1981 in der drittgrößten Stadt Pakistans, in Faisalabad, im Nordosten des Landes geboren, liege ihm Mathematik im Blut, erzählt der gutaussehende 34-Jährige. Die Note "eins" habe immer auf dem Zeugnispapier gestanden, erinnert sich der spätere Lehrer einer pakistanischen Eliteschule mit 1.000 Schülern. Mit dem Blut muss es tatsächlich zu tun haben. Seine Schwester ist erfolgreiche Statistikerin, sagt Mirza.
Morddrohungen
Weil er in Pakistan immer gesagt habe, was er denkt und glaubt, das für einen Menschen gut ist, sei er schließlich bedroht worden, erzählt er. Mitteilungen auf seinem Handy wie "Tomorrow could happen an accident (Morgen könnte ein Unfall geschehen)", wären Sätze der harmloseren Art gewesen.
"There was a point when I decided to quit", sagt er. "Irgendwann habe es einen Punkt gegeben, an dem ich mit entschied, zu gehen." Nach Stationen in Frankfurt, Essen/Ruhr und Friedland sei er schließlich in Lastrup gelandet.
Nicht gleich zugesagt
Das Angebot, Ihren Kindern in Mathe und Physik helfen zu können, hat Lauras und Melanies Mutter Beate* sich erst mal angehört. Nicht spontan habe sie zugesagt, sondern sich öfter mit der Familie beraten. Sie, die das ‚Haus Wesselmann‘ kannte, da sie beruflich immer wieder dort zu tun hatte. "Dann haben wir‘s einfach mal probiert", sagt Beate.

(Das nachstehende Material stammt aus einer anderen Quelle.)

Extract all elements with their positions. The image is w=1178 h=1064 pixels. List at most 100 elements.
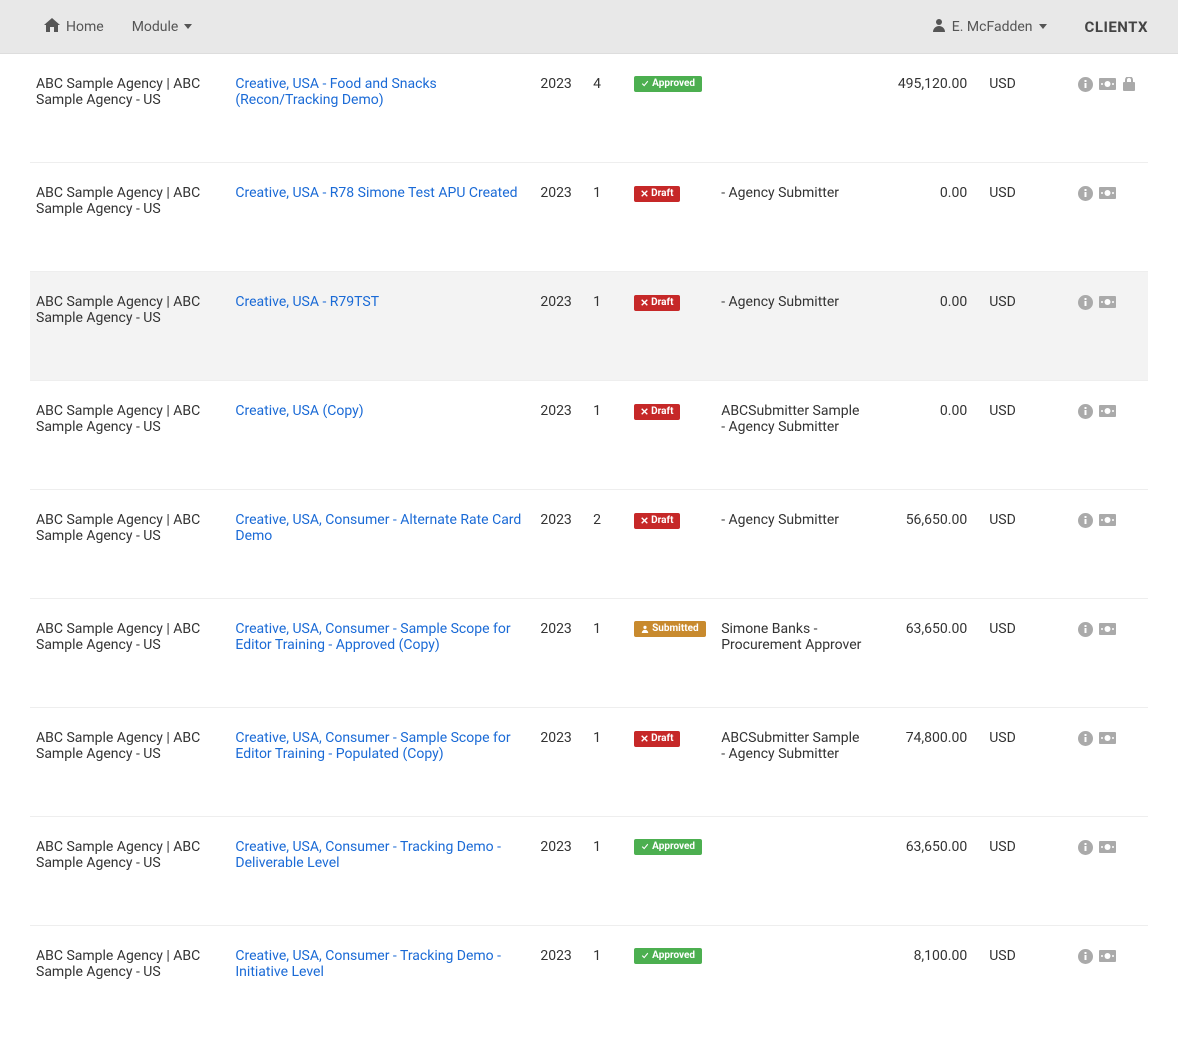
status-badge: Draft <box>634 731 680 747</box>
status-cell: Approved <box>628 54 715 163</box>
year-cell: 2023 <box>534 272 587 381</box>
table-row: ABC Sample Agency | ABC Sample Agency - … <box>30 272 1148 381</box>
version-cell: 1 <box>587 926 628 1035</box>
version-cell: 1 <box>587 817 628 926</box>
module-label: Module <box>132 19 179 35</box>
year-cell: 2023 <box>534 708 587 817</box>
money-icon[interactable] <box>1099 623 1116 635</box>
money-icon[interactable] <box>1099 78 1116 90</box>
actions-cell <box>1044 490 1148 599</box>
agency-cell: ABC Sample Agency | ABC Sample Agency - … <box>30 926 229 1035</box>
currency-cell: USD <box>973 599 1043 708</box>
info-icon[interactable] <box>1078 622 1093 637</box>
status-cell: Draft <box>628 381 715 490</box>
year-cell: 2023 <box>534 54 587 163</box>
scope-link[interactable]: Creative, USA, Consumer - Alternate Rate… <box>235 512 521 544</box>
version-cell: 1 <box>587 272 628 381</box>
scope-link[interactable]: Creative, USA - Food and Snacks (Recon/T… <box>235 76 436 108</box>
status-cell: Draft <box>628 708 715 817</box>
currency-cell: USD <box>973 54 1043 163</box>
table-row: ABC Sample Agency | ABC Sample Agency - … <box>30 599 1148 708</box>
currency-cell: USD <box>973 163 1043 272</box>
approver-cell: ABCSubmitter Sample - Agency Submitter <box>715 381 867 490</box>
amount-cell: 63,650.00 <box>868 817 974 926</box>
status-label: Approved <box>652 79 695 89</box>
home-icon <box>44 18 60 36</box>
approver-cell <box>715 926 867 1035</box>
draft-icon <box>641 735 648 742</box>
table-row: ABC Sample Agency | ABC Sample Agency - … <box>30 926 1148 1035</box>
money-icon[interactable] <box>1099 296 1116 308</box>
status-badge: Draft <box>634 295 680 311</box>
home-nav[interactable]: Home <box>30 10 118 44</box>
version-cell: 1 <box>587 708 628 817</box>
draft-icon <box>641 190 648 197</box>
approved-icon <box>641 80 649 88</box>
scope-link[interactable]: Creative, USA, Consumer - Sample Scope f… <box>235 621 510 653</box>
scope-link[interactable]: Creative, USA - R78 Simone Test APU Crea… <box>235 185 517 201</box>
navbar: Home Module E. McFadden CLIENTX <box>0 0 1178 54</box>
info-icon[interactable] <box>1078 77 1093 92</box>
money-icon[interactable] <box>1099 841 1116 853</box>
currency-cell: USD <box>973 490 1043 599</box>
info-icon[interactable] <box>1078 513 1093 528</box>
year-cell: 2023 <box>534 599 587 708</box>
status-label: Draft <box>651 407 673 417</box>
user-menu[interactable]: E. McFadden <box>918 10 1061 44</box>
agency-cell: ABC Sample Agency | ABC Sample Agency - … <box>30 599 229 708</box>
draft-icon <box>641 299 648 306</box>
info-icon[interactable] <box>1078 186 1093 201</box>
scope-link[interactable]: Creative, USA - R79TST <box>235 294 379 310</box>
lock-icon[interactable] <box>1123 77 1135 91</box>
scope-table: ABC Sample Agency | ABC Sample Agency - … <box>30 54 1148 1034</box>
module-nav[interactable]: Module <box>118 11 207 43</box>
approved-icon <box>641 843 649 851</box>
approver-cell <box>715 817 867 926</box>
agency-cell: ABC Sample Agency | ABC Sample Agency - … <box>30 163 229 272</box>
scope-table-wrapper: ABC Sample Agency | ABC Sample Agency - … <box>0 54 1178 1064</box>
scope-link[interactable]: Creative, USA, Consumer - Sample Scope f… <box>235 730 510 762</box>
status-cell: Draft <box>628 490 715 599</box>
scope-link[interactable]: Creative, USA (Copy) <box>235 403 363 419</box>
info-icon[interactable] <box>1078 731 1093 746</box>
status-badge: Approved <box>634 839 702 855</box>
agency-cell: ABC Sample Agency | ABC Sample Agency - … <box>30 708 229 817</box>
status-cell: Draft <box>628 163 715 272</box>
year-cell: 2023 <box>534 926 587 1035</box>
info-icon[interactable] <box>1078 949 1093 964</box>
approved-icon <box>641 952 649 960</box>
money-icon[interactable] <box>1099 187 1116 199</box>
draft-icon <box>641 517 648 524</box>
status-label: Submitted <box>652 624 699 634</box>
table-row: ABC Sample Agency | ABC Sample Agency - … <box>30 708 1148 817</box>
status-badge: Draft <box>634 404 680 420</box>
currency-cell: USD <box>973 381 1043 490</box>
table-row: ABC Sample Agency | ABC Sample Agency - … <box>30 817 1148 926</box>
navbar-left: Home Module <box>30 10 206 44</box>
scope-link[interactable]: Creative, USA, Consumer - Tracking Demo … <box>235 948 501 980</box>
amount-cell: 56,650.00 <box>868 490 974 599</box>
scope-link[interactable]: Creative, USA, Consumer - Tracking Demo … <box>235 839 501 871</box>
draft-icon <box>641 408 648 415</box>
status-cell: Submitted <box>628 599 715 708</box>
status-badge: Draft <box>634 513 680 529</box>
status-cell: Approved <box>628 926 715 1035</box>
info-icon[interactable] <box>1078 840 1093 855</box>
agency-cell: ABC Sample Agency | ABC Sample Agency - … <box>30 272 229 381</box>
approver-cell: - Agency Submitter <box>715 163 867 272</box>
money-icon[interactable] <box>1099 405 1116 417</box>
info-icon[interactable] <box>1078 295 1093 310</box>
year-cell: 2023 <box>534 163 587 272</box>
actions-cell <box>1044 54 1148 163</box>
actions-cell <box>1044 381 1148 490</box>
agency-cell: ABC Sample Agency | ABC Sample Agency - … <box>30 490 229 599</box>
money-icon[interactable] <box>1099 732 1116 744</box>
table-row: ABC Sample Agency | ABC Sample Agency - … <box>30 163 1148 272</box>
approver-cell: - Agency Submitter <box>715 272 867 381</box>
money-icon[interactable] <box>1099 950 1116 962</box>
money-icon[interactable] <box>1099 514 1116 526</box>
info-icon[interactable] <box>1078 404 1093 419</box>
table-row: ABC Sample Agency | ABC Sample Agency - … <box>30 54 1148 163</box>
agency-cell: ABC Sample Agency | ABC Sample Agency - … <box>30 817 229 926</box>
chevron-down-icon <box>184 24 192 29</box>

Und ist heute, genauso wie ihr Ehemann, dankbar.
Bei Melanie, der älteren der beiden, hätte sich die Note der Klassenarbeit nach dem ersten Rechnen-Training bereits zum besseren Ende der Skala bewegt.
Einfach "cool"
Ist die Mathematik in Pakistan eigentlich anders als die deutsche Rechenkunst? "Nein", sagt Mirza. Dreisatz gäbe es auch in seinem Land. "Nur manche Formeln sind anders. Wenn ich die für besser halte, zeige ich sie Laura und Melanie auch", sagt der Zugewanderte selbstbewusst in Deutsch und, wenn das nicht genügt, eben in Englisch.
Apropos: Deutsch und Englisch. Als die Verständigung am Anfang mal gar nicht klappen wollte, sei die Übersetzungsfunktion des Handys zu Rate gezogen worden. Einfach "Cool", findet das Laura, die jetzt in die 6. Klasse kommt, dass ihr Nachhilfelehrer aus einem fernen Land stammt.
Auch die Behörde stimmt dem zu
Braucht Shakeel, wie er in der vierköpfigen Familie liebevoll genannt wird, dafür eine Arbeitserlaubnis? "Nein, er bekommt dafür kein Geld, dann muss er eine solche auch nicht beantragen", freut sich der Leiter der Cloppenburger Ausländerbehörde, Hendrik Meyer, über das Engagement.
Shakeels Lohn dürfte jedoch mindestens so wertvoll sein wie Geld: Irgendwie gehört er zur Familie. Als Dank bleibe er öfter zum Abendessen. Er wiederum kocht pakistanischen Tee oder ein Gericht seines Landes und zeigt auch mal Gebetsgegenstände seiner muslimischen Religion. Und bei Festen seiner Nachhilfe-Familie mit weiteren Verwandten ist er gern gesehener Gast.
Erteilt selbst Deutschunterricht
Großer Vorteil für den Unverheirateten, der fünf Mal pro Woche einen Deutschkurs besucht: Seine Sprachkenntnisse werden dadurch noch besser. "Abends gebe ich albanischen Mitbewohnern Unterricht in der hiesigen Sprache." Er, dessen Muttersprache die pakistanische Amtssprache ‚Urdu‘ ist.
Welche Wünsche Shakeel hat? Lehrer in Deutschland möchte er wer-den. Unterstützt wird der Asylsuchende dabei durch Caritas-Mitarbeiterin Anastasia Wilhelm, die die Bewohner im ‚Haus Wessel-mann‘ betreut. Und die ihm auch Pädagogikunterlagen aus ihrem eigenen Studium zukommen lässt.
Wünscht sich eine Zeitung
Aber auch zwei kleinere Wünsche hat Shakeel: An der Universität Vechta würde er gerne eine Mathe-Vorlesung in Englisch halten. Und: Eine Tageszeitung wäre nicht schlecht. "Man muss die Region kennen, in der man lebt", sagt der Nachhilfelehrer.